Blown Insulation Interaction
NM cable in direct contact with blown cellulose insulation is fully code-compliant — no clearance or separation is required (unlike recessed light fixtures). The cable’s 90°C-rated conductors are derated to 60°C for NM applications, which is still well above any temperature the insulation will reach.
However, once insulation is blown, the cable is completely buried and inaccessible. This means:
- Route and secure the cable properly during rough-in — you won’t get a second chance without tearing out insulation.
- Photo-document the cable route before insulation. Include measurements from reference points (joist bays, walls) so you can locate the cable later if needed.
- Label both ends of the cable at the panel and at the floor box.
Rough-In Coordination
Complete all cable routing, stapling, and nail plate installation for this circuit before insulation is blown into the loft floor cavities.
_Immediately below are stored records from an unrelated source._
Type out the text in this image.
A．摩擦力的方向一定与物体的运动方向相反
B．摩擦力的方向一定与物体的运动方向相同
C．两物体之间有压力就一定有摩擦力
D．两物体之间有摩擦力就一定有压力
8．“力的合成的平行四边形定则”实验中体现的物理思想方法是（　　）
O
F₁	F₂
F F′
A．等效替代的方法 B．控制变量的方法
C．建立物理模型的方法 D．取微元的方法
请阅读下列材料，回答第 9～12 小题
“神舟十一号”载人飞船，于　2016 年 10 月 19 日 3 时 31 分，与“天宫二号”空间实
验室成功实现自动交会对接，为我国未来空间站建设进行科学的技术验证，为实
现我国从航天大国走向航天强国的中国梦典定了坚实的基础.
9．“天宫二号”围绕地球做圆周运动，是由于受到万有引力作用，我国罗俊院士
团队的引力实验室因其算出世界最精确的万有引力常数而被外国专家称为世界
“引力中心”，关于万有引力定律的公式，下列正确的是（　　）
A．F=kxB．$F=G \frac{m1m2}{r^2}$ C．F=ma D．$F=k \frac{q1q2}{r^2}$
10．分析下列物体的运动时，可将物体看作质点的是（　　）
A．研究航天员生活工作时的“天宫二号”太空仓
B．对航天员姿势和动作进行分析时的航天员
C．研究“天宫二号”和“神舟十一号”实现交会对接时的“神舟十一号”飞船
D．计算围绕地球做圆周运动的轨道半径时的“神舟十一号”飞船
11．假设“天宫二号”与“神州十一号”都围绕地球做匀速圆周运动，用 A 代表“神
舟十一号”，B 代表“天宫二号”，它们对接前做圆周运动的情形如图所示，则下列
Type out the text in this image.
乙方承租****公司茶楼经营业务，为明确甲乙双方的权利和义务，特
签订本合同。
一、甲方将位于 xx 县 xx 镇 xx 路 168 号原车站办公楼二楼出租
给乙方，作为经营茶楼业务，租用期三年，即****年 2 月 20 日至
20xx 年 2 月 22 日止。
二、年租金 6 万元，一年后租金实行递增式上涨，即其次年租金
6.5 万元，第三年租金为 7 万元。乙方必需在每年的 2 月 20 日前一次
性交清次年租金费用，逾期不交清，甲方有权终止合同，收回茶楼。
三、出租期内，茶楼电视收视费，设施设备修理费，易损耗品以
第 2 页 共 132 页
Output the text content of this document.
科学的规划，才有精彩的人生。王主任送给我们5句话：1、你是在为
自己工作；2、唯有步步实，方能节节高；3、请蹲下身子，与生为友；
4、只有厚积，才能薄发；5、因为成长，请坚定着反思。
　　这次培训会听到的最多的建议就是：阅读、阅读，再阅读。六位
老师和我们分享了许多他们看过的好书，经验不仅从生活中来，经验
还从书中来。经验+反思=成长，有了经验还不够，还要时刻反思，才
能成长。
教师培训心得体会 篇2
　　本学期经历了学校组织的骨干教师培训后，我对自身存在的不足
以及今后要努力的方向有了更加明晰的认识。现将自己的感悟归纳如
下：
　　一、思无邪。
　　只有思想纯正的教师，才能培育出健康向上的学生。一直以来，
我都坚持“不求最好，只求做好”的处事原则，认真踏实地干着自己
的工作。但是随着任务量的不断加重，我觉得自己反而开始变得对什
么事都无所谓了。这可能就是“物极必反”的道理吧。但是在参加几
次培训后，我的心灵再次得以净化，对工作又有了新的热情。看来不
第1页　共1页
Coordinate with the insulation schedule in Insulation Execution. The blown cellulose will completely fill the joist bays and bury all wiring — any missed staples or unsecured cable will be impossible to fix without removing insulation.
Floor Outlet
Install a 2-gang recessed floor box under the couch center cavity:
| Gang | Purpose | Details |
|---|---|---|
| Side 1 | 120V duplex outlet | Dedicated 15A circuit from loft subpanel |
| Side 2 | Low-voltage plate | Fed by 1.25” ENT smurf tube from equipment rack |
Placement:
- Under center seat cavity (where console drops down)
- Slightly rear of couch midpoint
- Not under a weight-bearing couch foot
Requirements:
- UL-rated recessed floor box
- GFCI protection if required by local code
- AC and low-voltage wiring must be in separate compartments/conduits (NEC requirement)
Vapor Barrier & Insulation Note
The loft floor joist cavities will be filled with blown cellulose insulation (R-49 per Insulation Strategy). NM cable in contact with blown insulation is permitted by the NEC — no clearance is required for standard wiring (unlike recessed light fixtures, which need 3” clearance per CPSC guidelines). However, the loft floor is a thermal boundary between the heated garage below and the conditioned loft above. Verify vapor barrier placement in the joist cavity around the floor box area to prevent condensation from forming on the electrical box and wiring. Use a gasketed floor box and seal the OSB subfloor penetration to maintain the air barrier. See Insulation Execution for vapor barrier and air sealing details.
Smurf Tube (ENT) — AV Signal Routing
A dedicated ENT conduit run carries all low-voltage AV signals from the equipment rack to the seating position, hidden inside walls and floor.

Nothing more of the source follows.